Jack Kessey

Personal information
- Full name: John Horace Press Kessey
- Born: 17 March 1902 Rockley, New South Wales, Australia
- Died: 27 January 1974 (aged 71) Lewisham, New South Wales, Australia

Playing information
Club
| Years | Team | Pld | T | G | FG | P |
| 1926–32 | Newtown | 70 | 26 | 0 | 0 | 78 |
- Source:

= Jack Kessey =

Australian rugby league footballer and administrator

Jack Kessey (1902–1974) was an Australian rugby league footballer who played in the 1920s and 1930s. He played for the Newtown in the NSWRL premiership. His position was as a winger.

==Playing career==
A Newtown junior, Kessey made his debut for the club in Round 15 of the 1926 season against St George. In 1928, Kessey was a member of the Newtown side which finished last on the table with only one win for the entire season. In 1929, Newtown's fortunes changed and the club went from wooden spooners to grand finalists as they faced South Sydney in the 1929 decider. Kessey captained the team as they were soundly beaten by Souths 30–10 at the Sydney Sports Ground.

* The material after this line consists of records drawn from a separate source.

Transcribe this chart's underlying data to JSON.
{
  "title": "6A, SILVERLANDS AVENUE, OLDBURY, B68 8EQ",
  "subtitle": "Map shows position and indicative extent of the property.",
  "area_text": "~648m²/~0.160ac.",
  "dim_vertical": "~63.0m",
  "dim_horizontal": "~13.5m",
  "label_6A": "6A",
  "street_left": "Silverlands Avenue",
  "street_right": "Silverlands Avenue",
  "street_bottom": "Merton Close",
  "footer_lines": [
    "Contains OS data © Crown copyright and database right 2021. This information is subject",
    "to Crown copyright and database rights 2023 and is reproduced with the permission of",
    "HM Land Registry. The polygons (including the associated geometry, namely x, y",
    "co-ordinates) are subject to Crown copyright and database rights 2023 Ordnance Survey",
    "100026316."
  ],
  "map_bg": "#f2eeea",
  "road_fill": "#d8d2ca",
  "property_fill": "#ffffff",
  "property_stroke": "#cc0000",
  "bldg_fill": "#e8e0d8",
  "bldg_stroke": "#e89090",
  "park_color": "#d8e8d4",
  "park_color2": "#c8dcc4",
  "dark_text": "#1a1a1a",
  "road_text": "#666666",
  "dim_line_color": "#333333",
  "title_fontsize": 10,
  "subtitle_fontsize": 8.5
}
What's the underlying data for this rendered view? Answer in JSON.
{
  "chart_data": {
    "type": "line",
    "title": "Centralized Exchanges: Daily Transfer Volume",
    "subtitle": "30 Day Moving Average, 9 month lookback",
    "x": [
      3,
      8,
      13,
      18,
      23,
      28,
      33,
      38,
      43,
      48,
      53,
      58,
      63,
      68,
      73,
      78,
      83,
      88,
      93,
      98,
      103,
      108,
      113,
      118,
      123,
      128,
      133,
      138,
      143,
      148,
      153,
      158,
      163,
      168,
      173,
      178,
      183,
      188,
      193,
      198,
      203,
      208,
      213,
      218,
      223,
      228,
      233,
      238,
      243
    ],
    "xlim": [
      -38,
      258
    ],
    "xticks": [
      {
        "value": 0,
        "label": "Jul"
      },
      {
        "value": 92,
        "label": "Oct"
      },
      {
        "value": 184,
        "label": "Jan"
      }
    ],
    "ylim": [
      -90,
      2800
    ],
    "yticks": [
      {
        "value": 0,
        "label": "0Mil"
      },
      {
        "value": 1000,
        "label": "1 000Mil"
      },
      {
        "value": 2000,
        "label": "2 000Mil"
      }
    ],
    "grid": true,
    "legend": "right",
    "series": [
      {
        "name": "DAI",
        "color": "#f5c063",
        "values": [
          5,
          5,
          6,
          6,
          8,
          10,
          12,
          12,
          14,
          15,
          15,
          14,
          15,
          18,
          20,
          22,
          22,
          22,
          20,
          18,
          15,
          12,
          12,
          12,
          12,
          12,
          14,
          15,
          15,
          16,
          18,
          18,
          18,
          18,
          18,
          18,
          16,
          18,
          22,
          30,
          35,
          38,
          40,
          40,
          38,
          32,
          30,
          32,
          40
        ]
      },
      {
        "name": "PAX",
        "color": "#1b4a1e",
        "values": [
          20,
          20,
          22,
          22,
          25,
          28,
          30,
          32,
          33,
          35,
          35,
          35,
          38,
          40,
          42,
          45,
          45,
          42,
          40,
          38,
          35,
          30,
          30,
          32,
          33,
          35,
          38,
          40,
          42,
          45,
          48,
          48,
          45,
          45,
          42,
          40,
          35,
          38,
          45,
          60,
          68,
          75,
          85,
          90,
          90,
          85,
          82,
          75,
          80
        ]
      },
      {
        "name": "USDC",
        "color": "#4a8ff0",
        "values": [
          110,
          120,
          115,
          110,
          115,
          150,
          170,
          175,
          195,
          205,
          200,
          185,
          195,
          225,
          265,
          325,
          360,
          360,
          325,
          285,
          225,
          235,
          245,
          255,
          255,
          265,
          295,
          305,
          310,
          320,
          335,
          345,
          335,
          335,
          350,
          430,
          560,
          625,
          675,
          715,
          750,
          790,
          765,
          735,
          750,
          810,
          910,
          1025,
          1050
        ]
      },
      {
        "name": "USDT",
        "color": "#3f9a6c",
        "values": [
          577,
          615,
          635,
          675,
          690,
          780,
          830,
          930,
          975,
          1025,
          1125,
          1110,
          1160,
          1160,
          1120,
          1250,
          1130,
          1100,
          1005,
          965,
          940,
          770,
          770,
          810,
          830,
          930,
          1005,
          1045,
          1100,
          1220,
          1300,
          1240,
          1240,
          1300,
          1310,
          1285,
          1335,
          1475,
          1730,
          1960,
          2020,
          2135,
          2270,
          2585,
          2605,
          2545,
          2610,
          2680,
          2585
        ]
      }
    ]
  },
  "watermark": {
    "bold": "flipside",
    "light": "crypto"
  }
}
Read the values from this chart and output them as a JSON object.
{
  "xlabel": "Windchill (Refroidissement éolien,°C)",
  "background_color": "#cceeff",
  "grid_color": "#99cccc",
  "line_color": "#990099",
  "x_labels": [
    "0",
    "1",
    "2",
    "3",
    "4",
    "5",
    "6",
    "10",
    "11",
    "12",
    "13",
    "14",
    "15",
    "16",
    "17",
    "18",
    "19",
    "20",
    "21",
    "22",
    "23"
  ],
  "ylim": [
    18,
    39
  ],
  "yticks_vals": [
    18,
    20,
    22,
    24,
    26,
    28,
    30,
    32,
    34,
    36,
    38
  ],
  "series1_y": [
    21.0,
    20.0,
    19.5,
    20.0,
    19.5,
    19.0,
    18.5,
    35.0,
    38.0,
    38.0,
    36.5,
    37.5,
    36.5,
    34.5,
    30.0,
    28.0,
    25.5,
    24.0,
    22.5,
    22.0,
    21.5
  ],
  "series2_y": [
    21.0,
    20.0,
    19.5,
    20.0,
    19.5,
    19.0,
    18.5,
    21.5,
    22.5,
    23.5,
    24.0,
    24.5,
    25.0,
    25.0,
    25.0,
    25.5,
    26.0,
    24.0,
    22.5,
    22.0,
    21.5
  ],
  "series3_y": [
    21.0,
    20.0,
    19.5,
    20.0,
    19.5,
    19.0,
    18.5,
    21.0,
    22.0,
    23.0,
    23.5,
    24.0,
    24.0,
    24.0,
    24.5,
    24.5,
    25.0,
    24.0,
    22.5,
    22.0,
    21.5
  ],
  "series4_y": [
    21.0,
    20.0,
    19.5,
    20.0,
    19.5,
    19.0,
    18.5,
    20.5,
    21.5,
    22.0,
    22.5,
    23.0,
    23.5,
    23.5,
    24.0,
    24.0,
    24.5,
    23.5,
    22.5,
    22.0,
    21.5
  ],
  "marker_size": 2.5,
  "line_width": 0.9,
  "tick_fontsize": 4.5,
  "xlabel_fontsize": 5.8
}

Kessey played a further three seasons for Newtown and retired at the end of 1932, a year before the club was to claim their second premiership in 1933. Kessey later became treasurer at the club and Kessey's son Horrie Kessey later played for Newtown on 76 occasions between 1946 and 1953.

Kessey co-managed the 1961 Australian tour of New Zealand.